Large Volume Sample Stacking (LVSS) in Capillary Electrophoresis (CE) with Response Surface Methodology (RSM) for the Determination of Phenolics in Food Samples
ANALYTICAL LETTERS, cilt.52, sa.18, ss.2853-2867, 2019 (SCI-Expanded, Scopus)
- Yayın Türü: Makale / Tam Makale
- Cilt numarası: 52 Sayı: 18
- Basım Tarihi: 2019
- Doi Numarası: 10.1080/00032719.2019.1624371
- Dergi Adı: ANALYTICAL LETTERS
- Derginin Tarandığı İndeksler: Science Citation Index Expanded (SCI-EXPANDED), Scopus
- Sayfa Sayıları: ss.2853-2867
- Anahtar Kelimeler: Capillary electrophoresis (CE), central composite design (CCD), food, large volume sample stacking (LVSS), phenolic compounds, response surface methodology (RSM), LIQUID-CHROMATOGRAPHY, ZONE-ELECTROPHORESIS, ACIDS, FLAVONOIDS, EXTRACTION, OPTIMIZATION, SPECTROMETRY, SEPARATION
- Ankara Üniversitesi Adresli: Evet
Özet
A capillary electrophoresis method with large volume sample stacking (CE-LVSS) has been developed and validated for the simultaneous determination of seven phenolic compounds: naringin, rutin, carnosic acid, apigenin, quercetin, morin, and chichoric acid. Optimization was carried out by response surface methodology and a set of 20 experiments helped to optimize the parameters such as the concentration of buffer, buffer pH, and applied voltage.
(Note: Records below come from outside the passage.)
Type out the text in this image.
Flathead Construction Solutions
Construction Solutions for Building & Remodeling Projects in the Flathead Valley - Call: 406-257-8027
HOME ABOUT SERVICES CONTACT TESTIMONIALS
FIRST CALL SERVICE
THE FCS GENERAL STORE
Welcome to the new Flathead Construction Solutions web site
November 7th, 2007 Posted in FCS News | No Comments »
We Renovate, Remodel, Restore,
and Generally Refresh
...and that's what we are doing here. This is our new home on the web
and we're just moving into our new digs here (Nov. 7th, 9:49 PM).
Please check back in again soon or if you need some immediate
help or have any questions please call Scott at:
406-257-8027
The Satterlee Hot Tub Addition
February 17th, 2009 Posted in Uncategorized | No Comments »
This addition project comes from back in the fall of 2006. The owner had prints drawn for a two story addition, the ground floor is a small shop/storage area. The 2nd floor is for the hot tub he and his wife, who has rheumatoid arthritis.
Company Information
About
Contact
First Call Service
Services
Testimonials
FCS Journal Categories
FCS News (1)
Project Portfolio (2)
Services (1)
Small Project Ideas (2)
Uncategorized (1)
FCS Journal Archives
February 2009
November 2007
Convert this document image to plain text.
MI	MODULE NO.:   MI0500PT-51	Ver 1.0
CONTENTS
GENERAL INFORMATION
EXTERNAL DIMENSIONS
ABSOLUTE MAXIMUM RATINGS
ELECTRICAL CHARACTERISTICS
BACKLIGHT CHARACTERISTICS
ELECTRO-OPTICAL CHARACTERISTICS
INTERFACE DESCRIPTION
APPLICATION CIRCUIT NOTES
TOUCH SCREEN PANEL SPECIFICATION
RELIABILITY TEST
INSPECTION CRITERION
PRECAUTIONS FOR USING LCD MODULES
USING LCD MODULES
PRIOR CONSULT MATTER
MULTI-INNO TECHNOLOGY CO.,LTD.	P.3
Analytes were separated using a 50 mu m diameter capillary with 56 cm effective length and an extended light path using 20 mM borate buffer at pH 9.2. The LVSS method was optimized and a three- to fivefold improvement in detectability was achieved with injection at 100 mbar for 20 s followed by polarity switching at -20 kV for 6 s. The linearity values of all seven analytes were observed in the concentration ranges from 0.5 to 50 mu g/mL for CE and 0.1 to 25 mu g/mL for LVSS. The limits of detection were from 0.012 to 0.241 and 0.003 to 0.086 mu g/mL for CE and LVSS. The obtained limits of quantitation were within 0.041 to 0.802 for CE and 0.012 to 0.286 mu g/mL for LVSS. The recoveries were between 91.1 and 109.8% and 96.3 and 108.4% for CE and LVSS, respectively. The developed method has been successfully applied for the quantitative determination of analyzed components from food samples that are important sources of these compounds.